Will it work? Have they just created more job for themselves trying to litigate to all the LLM trainers? How much is to much or enough for it to be distinct from their books or just not words other people have expressed to?
(Score: 1, Funny) by Anonymous Coward on Tuesday October 22, @04:34PM
I was hoping this was about Linux.
(Score: 2) by VLM on Tuesday October 22, @04:58PM
Heres some believed to be factual background, or at least I don't think any of it is false but its useful background to the topic:
Lots of people believe in the "no such thing as bad PR" theory. So even if this is legally untenable it's still getting their name in the news so they already won. Even if its never enforcible, assuming it IS unenforcible.
A lot of computer people think of law as machine code that will execute 100% reliably and reproducibly. IRL its more of a guideline of what you'll get away with.
Under fair use a lawyer could make a pretty good argument that someone bought a book for training that the AI is making review based commentary upon or "not intended to exploit" the work. You could train the AI in an abstract sense of "hey AI write a review of some book" and under fair use there's not a heck of a lot they could do about writing a review without banning reviews of books, I think.

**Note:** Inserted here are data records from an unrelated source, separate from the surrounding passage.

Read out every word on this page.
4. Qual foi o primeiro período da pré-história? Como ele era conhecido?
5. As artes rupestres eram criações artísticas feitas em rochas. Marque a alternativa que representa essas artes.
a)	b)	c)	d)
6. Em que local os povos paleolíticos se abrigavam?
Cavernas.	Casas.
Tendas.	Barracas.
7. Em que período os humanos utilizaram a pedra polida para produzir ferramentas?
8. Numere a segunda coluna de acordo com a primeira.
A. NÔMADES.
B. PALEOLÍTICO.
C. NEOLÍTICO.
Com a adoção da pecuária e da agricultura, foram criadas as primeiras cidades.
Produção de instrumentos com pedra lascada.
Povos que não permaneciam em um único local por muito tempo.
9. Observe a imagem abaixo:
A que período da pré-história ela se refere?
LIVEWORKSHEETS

There is/was a statute of limitations on copyright infringement on the books for three years. The supreme court reinterpreted various things to not have a time limit. I'm not saying this proves anything but its going to be weird. So buy a book, let it sit on a shelf in a warehouse for three years, THEN scan it, then train on it and plus or minus future re-interpretations there might be nothing they can do about it if they don't find out for several years. I'm not saying this is a solution now but you might see something like this in the future or as some kind of mediated solution to a future court case. "We won't train on anything newer than X years old" might be the settlement terms, or might not. So ask an AI for fictional modern Star Wars and it'll respond "who? what?" but ask for Aesop's fables reinterpreted and it'll do fine.

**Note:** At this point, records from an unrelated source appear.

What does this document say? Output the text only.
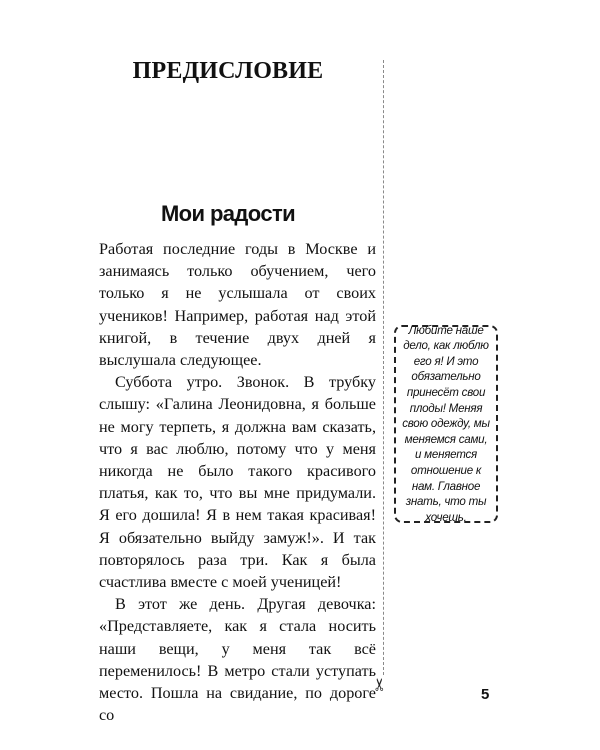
ПРЕДИСЛОВИЕ
Мои радости

Работая последние годы в Москве и занимаясь только обучением, чего только я не услышала от своих учеников! Например, работая над этой книгой, в течение двух дней я выслушала следующее.

Суббота утро. Звонок. В трубку слышу: «Галина Леонидовна, я больше не могу терпеть, я должна вам сказать, что я вас люблю, потому что у меня никогда не было такого красивого платья, как то, что вы мне придумали. Я его дошила! Я в нем такая красивая! Я обязательно выйду замуж!». И так повторялось раза три. Как я была счастлива вместе с моей ученицей!

В этот же день. Другая девочка: «Представляете, как я стала носить наши вещи, у меня так всё переменилось! В метро стали уступать место. Пошла на свидание, по дороге со

✂
Любите наше дело, как люблю его я! И это обязательно принесёт свои плоды! Меняя свою одежду, мы меняемся сами, и меняется отношение к нам. Главное знать, что ты хочешь.
5
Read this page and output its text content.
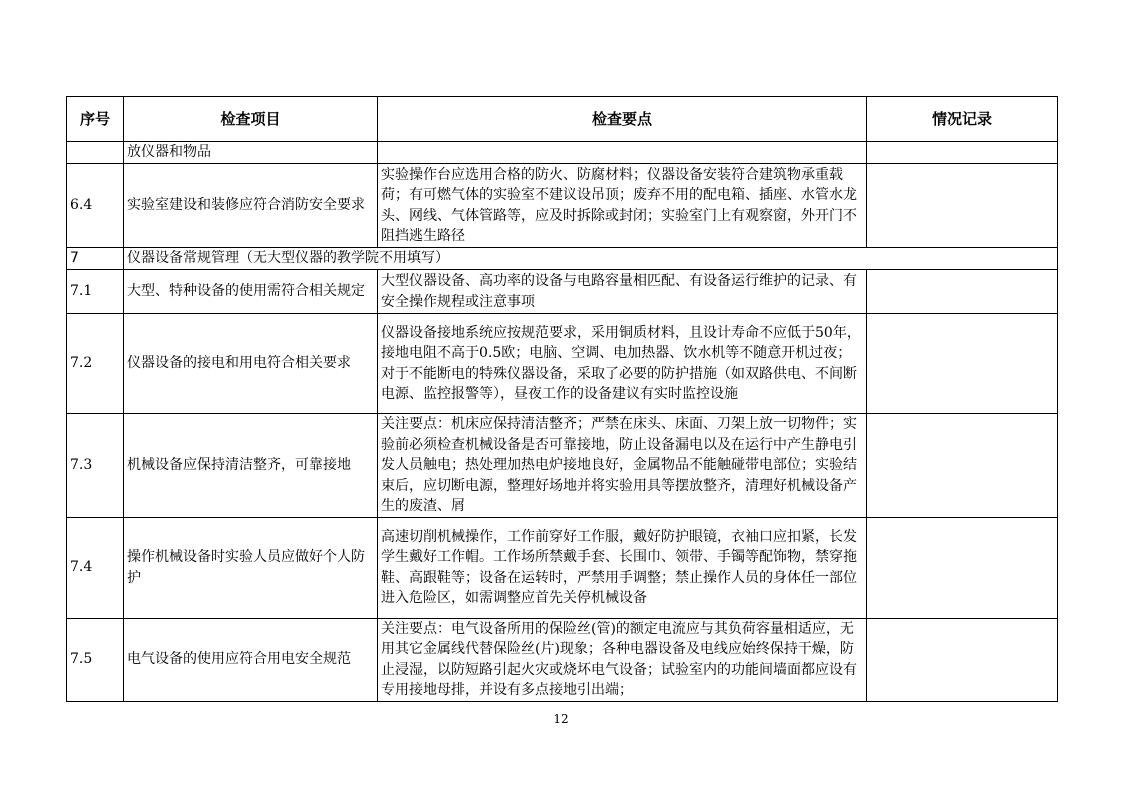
序号	检查项目	检查要点	情况记录
	放仪器和物品		
6.4	实验室建设和装修应符合消防安全要求	实验操作台应选用合格的防火、防腐材料；仪器设备安装符合建筑物承重载荷；有可燃气体的实验室不建议设吊顶；废弃不用的配电箱、插座、水管水龙头、网线、气体管路等，应及时拆除或封闭；实验室门上有观察窗，外开门不阻挡逃生路径	
7	仪器设备常规管理（无大型仪器的教学院不用填写）		
7.1	大型、特种设备的使用需符合相关规定	大型仪器设备、高功率的设备与电路容量相匹配、有设备运行维护的记录、有安全操作规程或注意事项	
7.2	仪器设备的接电和用电符合相关要求	仪器设备接地系统应按规范要求，采用铜质材料，且设计寿命不应低于50年，接地电阻不高于0.5欧；电脑、空调、电加热器、饮水机等不随意开机过夜；对于不能断电的特殊仪器设备，采取了必要的防护措施（如双路供电、不间断电源、监控报警等），昼夜工作的设备建议有实时监控设施	
7.3	机械设备应保持清洁整齐，可靠接地	关注要点：机床应保持清洁整齐；严禁在床头、床面、刀架上放一切物件；实验前必须检查机械设备是否可靠接地，防止设备漏电以及在运行中产生静电引发人员触电；热处理加热电炉接地良好，金属物品不能触碰带电部位；实验结束后，应切断电源，整理好场地并将实验用具等摆放整齐，清理好机械设备产生的废渣、屑	
7.4	操作机械设备时实验人员应做好个人防护	高速切削机械操作，工作前穿好工作服，戴好防护眼镜，衣袖口应扣紧，长发学生戴好工作帽。工作场所禁戴手套、长围巾、领带、手镯等配饰物，禁穿拖鞋、高跟鞋等；设备在运转时，严禁用手调整；禁止操作人员的身体任一部位进入危险区，如需调整应首先关停机械设备	
7.5	电气设备的使用应符合用电安全规范	关注要点：电气设备所用的保险丝(管)的额定电流应与其负荷容量相适应，无用其它金属线代替保险丝(片)现象；各种电器设备及电线应始终保持干燥，防止浸湿，以防短路引起火灾或烧坏电气设备；试验室内的功能间墙面都应设有专用接地母排，并设有多点接地引出端；	
12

One problem with AI training is GIGO and training on modern ghostwritten by AI content might be a VERY bad idea in the long run, so training exclusively on the contents of copyright free Project Gutenberg type sources might be a very good idea both for the AI and as a weapon against multinational publishers. If the multinationals are not careful they might get marginalized out of relevance and then existence. See newspapers, scientific journals, etc. Sure they might scrape along an existence, ignored by almost everyone and culturally irrelevant ... of course isn't that the position of book publishers already in 2024? Hmm. If the AI is trained on material that fell out of copyright last century, there's not much a modern publisher can do about it by manipulating current copyright terms.

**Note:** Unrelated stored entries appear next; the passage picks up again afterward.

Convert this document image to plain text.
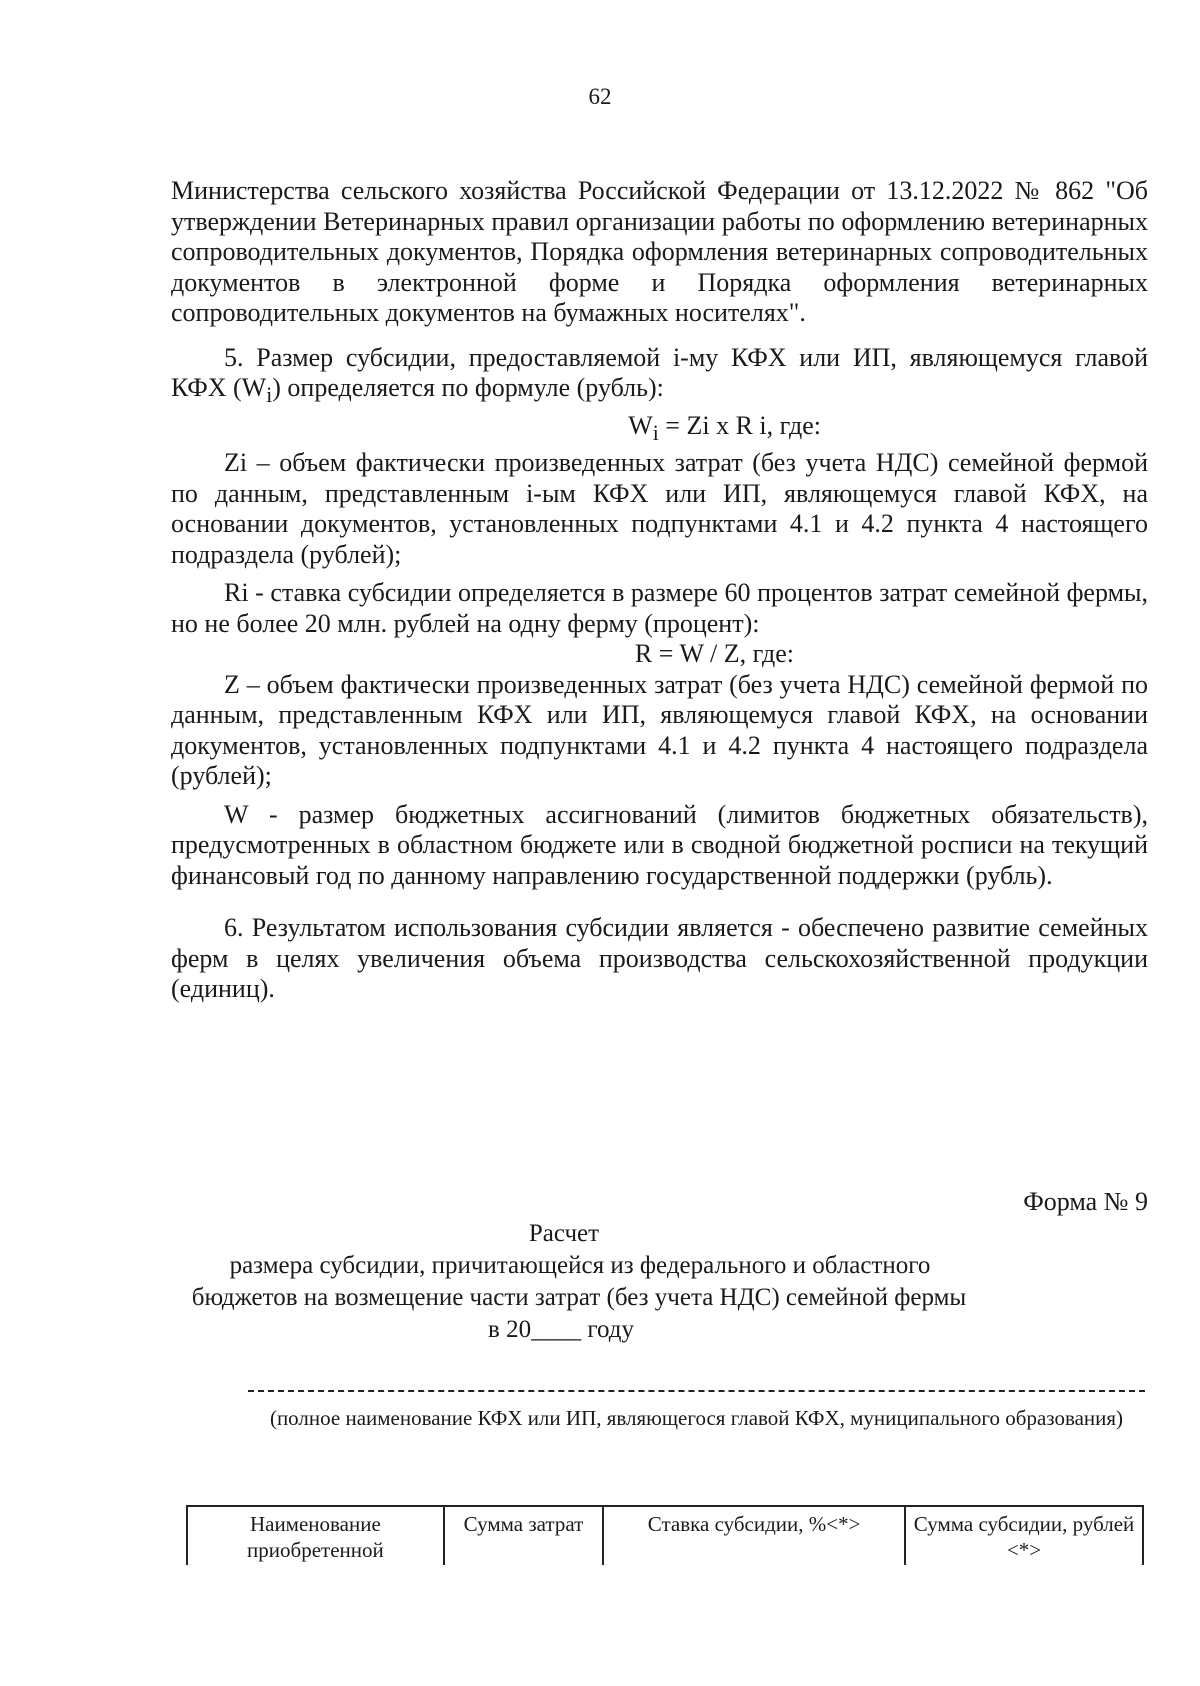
62

Министерства сельского хозяйства Российской Федерации от 13.12.2022 № 862 "Об утверждении Ветеринарных правил организации работы по оформлению ветеринарных сопроводительных документов, Порядка оформления ветеринарных сопроводительных документов в электронной форме и Порядка оформления ветеринарных сопроводительных документов на бумажных носителях".

5. Размер субсидии, предоставляемой i-му КФХ или ИП, являющемуся главой КФХ $(W_i)$ определяется по формуле (рубль):

$W_i = Zi$ x R i, где:

Zi – объем фактически произведенных затрат (без учета НДС) семейной фермой по данным, представленным i-ым КФХ или ИП, являющемуся главой КФХ, на основании документов, установленных подпунктами 4.1 и 4.2 пункта 4 настоящего подраздела (рублей);

Ri - ставка субсидии определяется в размере 60 процентов затрат семейной фермы, но не более 20 млн. рублей на одну ферму (процент):

R = W / Z, где:

Z – объем фактически произведенных затрат (без учета НДС) семейной фермой по данным, представленным КФХ или ИП, являющемуся главой КФХ, на основании документов, установленных подпунктами 4.1 и 4.2 пункта 4 настоящего подраздела (рублей);

W - размер бюджетных ассигнований (лимитов бюджетных обязательств), предусмотренных в областном бюджете или в сводной бюджетной росписи на текущий финансовый год по данному направлению государственной поддержки (рубль).

6. Результатом использования субсидии является - обеспечено развитие семейных ферм в целях увеличения объема производства сельскохозяйственной продукции (единиц).

Форма № 9
Расчет
размера субсидии, причитающейся из федерального и областного
бюджетов на возмещение части затрат (без учета НДС) семейной фермы
в 20____ году
(полное наименование КФХ или ИП, являющегося главой КФХ, муниципального образования)
Наименование приобретенной	Сумма затрат	Ставка субсидии, %<*>	Сумма субсидии, рублей <*>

All you need is one judge to declare AI a life form that's mentally disabled and/or requires educational material as a sentient being, and you'd have to rewrite all the fair use laws if you want to implement "separate but equal" for AIs. Currently, for example, its big time illegal to try to prevent a blind person from using a screenreader. Its quite hopeless to enforce a copyright specifically designed to exclude academic review and quotation. All they need is one judge one time and the AI is on the loose.
(Score: 1) by Billy the Mountain on Tuesday October 22, @05:01PM
I think it's all well and good for Penguin to say this but I think they or someone would need to develop a way to detect that their intellectual property is being used and being redistributed. The two articles are short and don't seem to address this issue.